MEMAHAMI PESAN MORAL AJARAN AGAMA
            Islam, sebagaimana yang sering diungkapkan, merupakan agama universal dan multi dimensi. Islam berbicara tentang dimensi keTuhanan dan juga dimensi kemanusiaan, tentang akhirat dan juga dunia, tentang ritual keagamaan dan juga sosial (muamalah), tetapi Islam tidak pernah mendikotomisasi dimensi-dimensi tersebut serta ajaran dan bentuk-bentuk peribadatan. Universalitas Islam tersebut justeru harus dihadirkan dalma diri setiap muslim secara integral, utuh dan kaffah, tidak setengah-setengahdan parsial (udkhulu fi al-silmi kaffah). Bahwa amaliyah ibadah yang beradapada wilayah ritual / ibadah mahdhah, harus memiliki implikasi sosial, demikian pula aktivitas-aktivitas sosial / muamalah yang dilakukan harus berada dalam kerangka peribadatan kepada Allah SWT. Shalat, misalnya harus berimplikasi pada pencegahan dari prilaku keji dan mungkar (tanha ‘an al-fahsya’ wa al munkar), tidak dilakukan untuk riya dan harus berimplikasi pada upaya  memberi bantuan pada orang yang memerlukan. Demikian pula aktivitas sosial harus dilandasi oleh keimanan dan niat ibadah kepada Allah. Melalui pemahaman dan pelaksanaan ajaran agama secara utuh diharapkan dapat menumbuhkan kesalehan ritual dan kesalehan sosial dalam diri seorang muslim secara seimbang, sinergis dan korelatif.

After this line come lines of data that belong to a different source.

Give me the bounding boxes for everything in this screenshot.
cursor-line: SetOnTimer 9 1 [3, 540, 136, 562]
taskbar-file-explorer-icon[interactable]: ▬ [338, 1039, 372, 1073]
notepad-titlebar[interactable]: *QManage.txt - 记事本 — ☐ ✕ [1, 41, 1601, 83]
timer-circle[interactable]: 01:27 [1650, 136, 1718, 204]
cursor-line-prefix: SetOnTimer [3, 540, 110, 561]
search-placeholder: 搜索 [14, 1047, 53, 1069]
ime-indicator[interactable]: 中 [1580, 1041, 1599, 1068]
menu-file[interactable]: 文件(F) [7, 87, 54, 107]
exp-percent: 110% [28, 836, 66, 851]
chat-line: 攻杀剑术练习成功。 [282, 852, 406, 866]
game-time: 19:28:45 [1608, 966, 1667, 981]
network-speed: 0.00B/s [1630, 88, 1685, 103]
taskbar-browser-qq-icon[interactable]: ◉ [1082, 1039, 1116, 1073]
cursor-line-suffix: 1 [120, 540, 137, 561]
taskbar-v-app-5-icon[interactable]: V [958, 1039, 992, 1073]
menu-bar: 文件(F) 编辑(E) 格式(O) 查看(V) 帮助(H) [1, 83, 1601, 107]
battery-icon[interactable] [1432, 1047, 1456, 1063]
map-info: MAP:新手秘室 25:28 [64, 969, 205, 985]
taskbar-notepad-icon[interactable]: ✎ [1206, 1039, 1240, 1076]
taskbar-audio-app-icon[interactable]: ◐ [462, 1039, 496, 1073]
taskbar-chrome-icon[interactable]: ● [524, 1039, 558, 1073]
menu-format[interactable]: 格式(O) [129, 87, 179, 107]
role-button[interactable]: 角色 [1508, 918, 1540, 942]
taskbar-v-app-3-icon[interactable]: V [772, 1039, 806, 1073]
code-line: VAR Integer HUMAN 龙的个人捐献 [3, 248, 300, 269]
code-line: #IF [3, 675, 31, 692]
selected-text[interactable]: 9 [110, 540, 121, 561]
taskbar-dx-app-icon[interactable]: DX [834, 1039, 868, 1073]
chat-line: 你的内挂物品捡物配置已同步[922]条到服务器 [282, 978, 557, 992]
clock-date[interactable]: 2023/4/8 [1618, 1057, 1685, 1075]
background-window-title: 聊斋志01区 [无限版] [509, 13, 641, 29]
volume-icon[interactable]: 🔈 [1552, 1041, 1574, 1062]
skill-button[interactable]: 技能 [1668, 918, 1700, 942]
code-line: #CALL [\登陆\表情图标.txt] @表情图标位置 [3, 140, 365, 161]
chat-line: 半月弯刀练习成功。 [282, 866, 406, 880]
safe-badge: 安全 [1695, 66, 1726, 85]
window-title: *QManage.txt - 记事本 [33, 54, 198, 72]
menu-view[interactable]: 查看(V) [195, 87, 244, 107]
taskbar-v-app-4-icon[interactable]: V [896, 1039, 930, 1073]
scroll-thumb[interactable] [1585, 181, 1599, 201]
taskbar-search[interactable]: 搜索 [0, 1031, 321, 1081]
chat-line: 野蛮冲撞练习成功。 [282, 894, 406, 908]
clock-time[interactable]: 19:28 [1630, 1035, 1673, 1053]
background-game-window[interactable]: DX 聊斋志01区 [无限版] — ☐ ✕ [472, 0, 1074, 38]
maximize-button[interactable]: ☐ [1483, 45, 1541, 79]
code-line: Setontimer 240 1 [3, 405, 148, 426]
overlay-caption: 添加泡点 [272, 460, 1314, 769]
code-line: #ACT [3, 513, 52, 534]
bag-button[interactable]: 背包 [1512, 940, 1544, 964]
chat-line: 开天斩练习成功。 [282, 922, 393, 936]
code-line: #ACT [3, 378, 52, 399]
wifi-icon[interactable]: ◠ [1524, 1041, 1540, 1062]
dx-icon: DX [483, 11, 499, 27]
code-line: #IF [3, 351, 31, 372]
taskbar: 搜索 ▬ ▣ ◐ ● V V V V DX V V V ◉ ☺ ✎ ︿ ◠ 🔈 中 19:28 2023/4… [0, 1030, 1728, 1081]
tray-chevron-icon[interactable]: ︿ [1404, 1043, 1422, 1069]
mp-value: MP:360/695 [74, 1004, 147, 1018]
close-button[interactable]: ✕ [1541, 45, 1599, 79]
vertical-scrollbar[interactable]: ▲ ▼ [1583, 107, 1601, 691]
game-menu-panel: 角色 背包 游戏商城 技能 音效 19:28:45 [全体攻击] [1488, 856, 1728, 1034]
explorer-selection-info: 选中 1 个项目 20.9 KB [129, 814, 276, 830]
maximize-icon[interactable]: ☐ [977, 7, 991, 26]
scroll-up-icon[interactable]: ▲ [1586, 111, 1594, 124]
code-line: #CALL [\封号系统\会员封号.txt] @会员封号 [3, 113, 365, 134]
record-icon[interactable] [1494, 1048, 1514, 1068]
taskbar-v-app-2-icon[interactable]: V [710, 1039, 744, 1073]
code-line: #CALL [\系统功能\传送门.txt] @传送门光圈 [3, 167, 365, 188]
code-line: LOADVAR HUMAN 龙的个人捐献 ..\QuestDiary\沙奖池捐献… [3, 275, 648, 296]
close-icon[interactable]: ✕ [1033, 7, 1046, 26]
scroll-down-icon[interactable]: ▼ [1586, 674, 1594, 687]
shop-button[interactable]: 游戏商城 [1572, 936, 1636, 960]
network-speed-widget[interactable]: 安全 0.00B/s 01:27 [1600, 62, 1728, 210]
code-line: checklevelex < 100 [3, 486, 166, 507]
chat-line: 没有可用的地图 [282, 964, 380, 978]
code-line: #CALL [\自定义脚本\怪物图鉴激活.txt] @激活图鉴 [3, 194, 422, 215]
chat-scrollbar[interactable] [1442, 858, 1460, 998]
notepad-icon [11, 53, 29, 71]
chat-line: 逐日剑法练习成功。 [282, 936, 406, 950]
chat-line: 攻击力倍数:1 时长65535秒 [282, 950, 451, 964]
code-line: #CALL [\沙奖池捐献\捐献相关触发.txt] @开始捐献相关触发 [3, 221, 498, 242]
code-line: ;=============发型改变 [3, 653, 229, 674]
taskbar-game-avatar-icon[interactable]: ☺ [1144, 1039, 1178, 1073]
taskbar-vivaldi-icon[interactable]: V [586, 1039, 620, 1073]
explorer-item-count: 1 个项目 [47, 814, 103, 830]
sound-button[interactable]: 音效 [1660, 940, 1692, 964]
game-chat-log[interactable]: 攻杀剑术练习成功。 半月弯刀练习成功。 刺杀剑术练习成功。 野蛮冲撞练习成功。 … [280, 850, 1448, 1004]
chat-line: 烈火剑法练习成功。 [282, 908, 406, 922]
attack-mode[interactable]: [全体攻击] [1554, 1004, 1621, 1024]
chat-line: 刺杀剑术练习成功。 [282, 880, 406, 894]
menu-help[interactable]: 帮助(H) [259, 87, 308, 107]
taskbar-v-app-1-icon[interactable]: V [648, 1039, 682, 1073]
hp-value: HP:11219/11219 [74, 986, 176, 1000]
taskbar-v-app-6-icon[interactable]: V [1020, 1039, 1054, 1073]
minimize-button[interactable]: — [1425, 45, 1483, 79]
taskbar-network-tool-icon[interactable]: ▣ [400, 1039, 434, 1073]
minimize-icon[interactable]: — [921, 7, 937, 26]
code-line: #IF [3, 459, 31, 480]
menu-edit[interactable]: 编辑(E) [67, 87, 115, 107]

            Berikut ini dikutip ayat dan hadis Nabi saw sebagai renungan dan refleksi untuk menumbuhkan sikap dan prilaku keagamaan kita sesuai pesan ajaran dan moral agama.
             
133. Dan bersegeralah kamu kepada ampunan dari Tuhanmu dan kepada surga yang luasnya seluas langit dan bumi yang disediakan untuk orang-orang yang bertakwa,134. (yaitu) orang-orang yang menafkahkan (hartanya), baik di waktu lapang maupun sempit, dan orang-orang yang menahan amarahnya dan mema`afkan (kesalahan) orang. Allah menyukai orang-orang yang berbuat kebajikan.135. Dan (juga) orang-orang yang apabila mengerjakan perbuatan keji atau menganiaya diri sendiri, mereka ingat akan Allah, lalu memohon ampun terhadap dosa-dosa mereka dan siapa lagi yang dapat mengampuni dosa selain daripada Allah? Dan mereka tidak meneruskan perbuatan kejinya itu, sedang mereka mengetahui (Q.S. Ali Imran : 133-135).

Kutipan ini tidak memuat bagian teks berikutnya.